Case ID: ad2d_176/html/0453-01.html
Source: Caselaw Access Project
Author: {"author": "", "license": "Public Domain", "url": "https://static.case.law/"}
Date Created: 2024-08-24T03:29:51.129683

The People of the State of New York, Respondent, v Salvio Roviera, Appellant.
   Judgment, Supreme Court, New York County (Budd Goodman, J.), rendered November 27, 1989, convicting defendant, after a jury trial, of criminal possession of a controlled substance in the third degree, and criminal possession of a controlled substance in the fifth degree, and sentencing him, as a predicate felon, to concurrent terms of imprisonment of from 5 to 10 years and 2 to 4 years, respectively, unanimously affirmed.

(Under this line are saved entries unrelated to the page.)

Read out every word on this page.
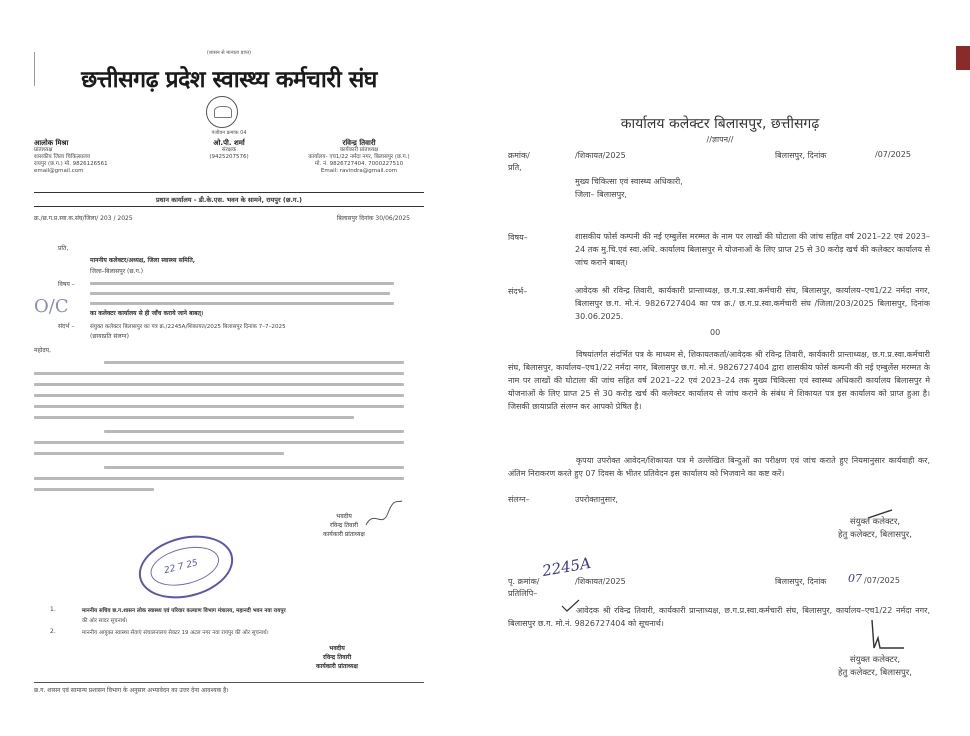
(शासन से मान्यता प्राप्त)
छत्तीसगढ़ प्रदेश स्वास्थ्य कर्मचारी संघ
पंजीयन क्रमांक 04
आलोक मिश्रा
प्रांताध्यक्ष
शासकीय जिला चिकित्सालय
रायपुर (छ.ग.) मो. 9826126561
email@gmail.com
ओ.पी. शर्मा
संरक्षक
(9425207576)
रविन्द्र तिवारी
कार्यकारी प्रांताध्यक्ष
कार्यालय- एच1/22 नर्मदा नगर, बिलासपुर (छ.ग.)
मो. नं. 9826727404, 7000227510
Email: ravindra@gmail.com
प्रधान कार्यालय - डी.के.एस. भवन के सामने, रायपुर (छ.ग.)
क्र./छ.ग.प्र.स्वा.क.संघ/जिला/ 203 / 2025	बिलासपुर दिनांक 30/06/2025
प्रति,
माननीय कलेक्टर/अध्यक्ष, जिला स्वास्थ्य समिति,
जिला–बिलासपुर (छ.ग.)
विषय –
का कलेक्टर कार्यालय से ही जाँच कराये जाने बाबत्।
O/C
संदर्भ –	संयुक्त कलेक्टर बिलासपुर का पत्र क्र./2245A/शिकायत/2025 बिलासपुर दिनांक 7–7–2025
(छायाप्रति संलग्न)
महोदय,
22 7 25
भवदीय
रविन्द्र तिवारी
कार्यकारी प्रांताध्यक्ष
1.	माननीय सचिव छ.ग.शासन लोक स्वास्थ्य एवं परिवार कल्याण विभाग मंत्रालय, महानदी भवन नवा रायपुर
की ओर सादर सूचनार्थ।
2.	माननीय आयुक्त स्वास्थ्य सेवाएं संचालनालय सेक्टर 19 अटल नगर नवा रायपुर की ओर सूचनार्थ।
भवदीय
रविन्द्र तिवारी
कार्यकारी प्रांताध्यक्ष
छ.ग. शासन एवं सामान्य प्रशासन विभाग के अनुसार अभ्यावेदन का उत्तर देना आवश्यक है।
कार्यालय कलेक्टर बिलासपुर, छत्तीसगढ़
//ज्ञापन//
क्रमांक/	/शिकायत/2025	बिलासपुर, दिनांक	/07/2025
प्रति,
मुख्य चिकित्सा एवं स्वास्थ्य अधिकारी,
जिला– बिलासपुर,
विषय–	शासकीय फोर्स कम्पनी की नई एम्बुलेंस मरम्मत के नाम पर लाखों की घोटाला की जांच सहित वर्ष 2021–22 एवं 2023–24 तक मु.चि.एवं स्वा.अधि. कार्यालय बिलासपुर मे योजनाओं के लिए प्राप्त 25 से 30 करोड़ खर्च की कलेक्टर कार्यालय से जांच कराने बाबत्।
संदर्भ–	आवेदक श्री रविन्द्र तिवारी, कार्यकारी प्रान्ताध्यक्ष, छ.ग.प्र.स्वा.कर्मचारी संघ, बिलासपुर, कार्यालय–एच1/22 नर्मदा नगर, बिलासपुर छ.ग. मो.नं. 9826727404 का पत्र क्र./ छ.ग.प्र.स्वा.कर्मचारी संघ /जिला/203/2025 बिलासपुर, दिनांक 30.06.2025.
00
विषयांतर्गत संदर्भित पत्र के माध्यम से, शिकायतकर्ता/आवेदक श्री रविन्द्र तिवारी, कार्यकारी प्रान्ताध्यक्ष, छ.ग.प्र.स्वा.कर्मचारी संघ, बिलासपुर, कार्यालय–एच1/22 नर्मदा नगर, बिलासपुर छ.ग. मो.नं. 9826727404 द्वारा शासकीय फोर्स कम्पनी की नई एम्बुलेंस मरम्मत के नाम पर लाखों की घोटाला की जांच सहित वर्ष 2021–22 एवं 2023–24 तक मुख्य चिकित्सा एवं स्वास्थ्य अधिकारी कार्यालय बिलासपुर मे योजनाओं के लिए प्राप्त 25 से 30 करोड़ खर्च की कलेक्टर कार्यालय से जांच कराने के संबंध मे शिकायत पत्र इस कार्यालय को प्राप्त हुआ है। जिसकी छायाप्रति संलग्न कर आपको प्रेषित है।
कृपया उपरोक्त आवेदन/शिकायत पत्र मे उल्लेखित बिन्दुओं का परीक्षण एवं जांच कराते हुए नियमानुसार कार्यवाही कर, अंतिम निराकरण करते हुए 07 दिवस के भीतर प्रतिवेदन इस कार्यालय को भिजवाने का कष्ट करें।
संलग्न–	उपरोक्तानुसार,
संयुक्त कलेक्टर,
हेतु कलेक्टर, बिलासपुर,
पृ. क्रमांक/
2245A
/शिकायत/2025	बिलासपुर, दिनांक 07 /07/2025
प्रतिलिपि–
आवेदक श्री रविन्द्र तिवारी, कार्यकारी प्रान्ताध्यक्ष, छ.ग.प्र.स्वा.कर्मचारी संघ, बिलासपुर, कार्यालय–एच1/22 नर्मदा नगर, बिलासपुर छ.ग. मो.नं. 9826727404 को सूचनार्थ।
संयुक्त कलेक्टर,
हेतु कलेक्टर, बिलासपुर,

At trial, a Port Authority Police Officer testified that, while on plainclothes patrol in the Port Authority terminal on February 20, 1989, he observed defendant lead another individual into a restricted access maintenance room, where defendant held out a clear glassine envelope containing vials, as the two men haggled, in loud voices, over whether the price for "crack” should be $45 or $50. The officer then moved in and arrested defendant. According to the officer, while he was reading defendant his Miranda rights, defendant blurted out, "It is crack — I am selling it to get money.”

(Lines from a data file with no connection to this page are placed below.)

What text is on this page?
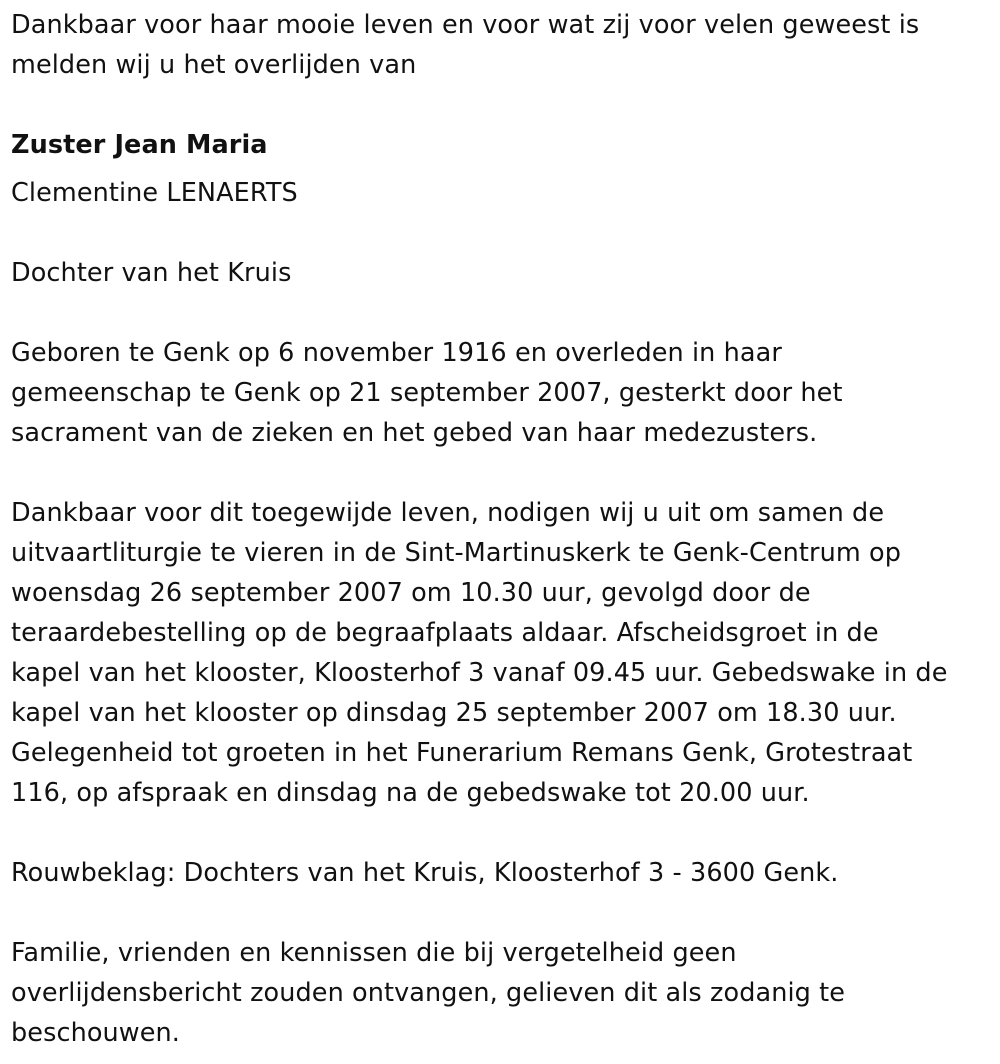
Dankbaar voor haar mooie leven en voor wat zij voor velen geweest is
melden wij u het overlijden van

Zuster Jean Maria

Clementine LENAERTS

Dochter van het Kruis

Geboren te Genk op 6 november 1916 en overleden in haar
gemeenschap te Genk op 21 september 2007, gesterkt door het
sacrament van de zieken en het gebed van haar medezusters.

Dankbaar voor dit toegewijde leven, nodigen wij u uit om samen de
uitvaartliturgie te vieren in de Sint-Martinuskerk te Genk-Centrum op
woensdag 26 september 2007 om 10.30 uur, gevolgd door de
teraardebestelling op de begraafplaats aldaar. Afscheidsgroet in de
kapel van het klooster, Kloosterhof 3 vanaf 09.45 uur. Gebedswake in de
kapel van het klooster op dinsdag 25 september 2007 om 18.30 uur.
Gelegenheid tot groeten in het Funerarium Remans Genk, Grotestraat
116, op afspraak en dinsdag na de gebedswake tot 20.00 uur.

Rouwbeklag: Dochters van het Kruis, Kloosterhof 3 - 3600 Genk.

Familie, vrienden en kennissen die bij vergetelheid geen
overlijdensbericht zouden ontvangen, gelieven dit als zodanig te
beschouwen.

Defendant contends that the officer’s testimony was patently incredible. Even if we deem the defendant’s rather startling admission to be incredible, however, the remainder of the officer’s testimony was in itself sufficient to support defendant’s conviction. Certainly the jury was free to accept part of the officer’s testimony even if it rejected other parts as incredible. The question was one of credibility to be determined by the jury (People v Stroman, 83 AD2d 370). Concur — Carro, J. P., Rosenberger, Wallach, Asch and Kassal, JJ.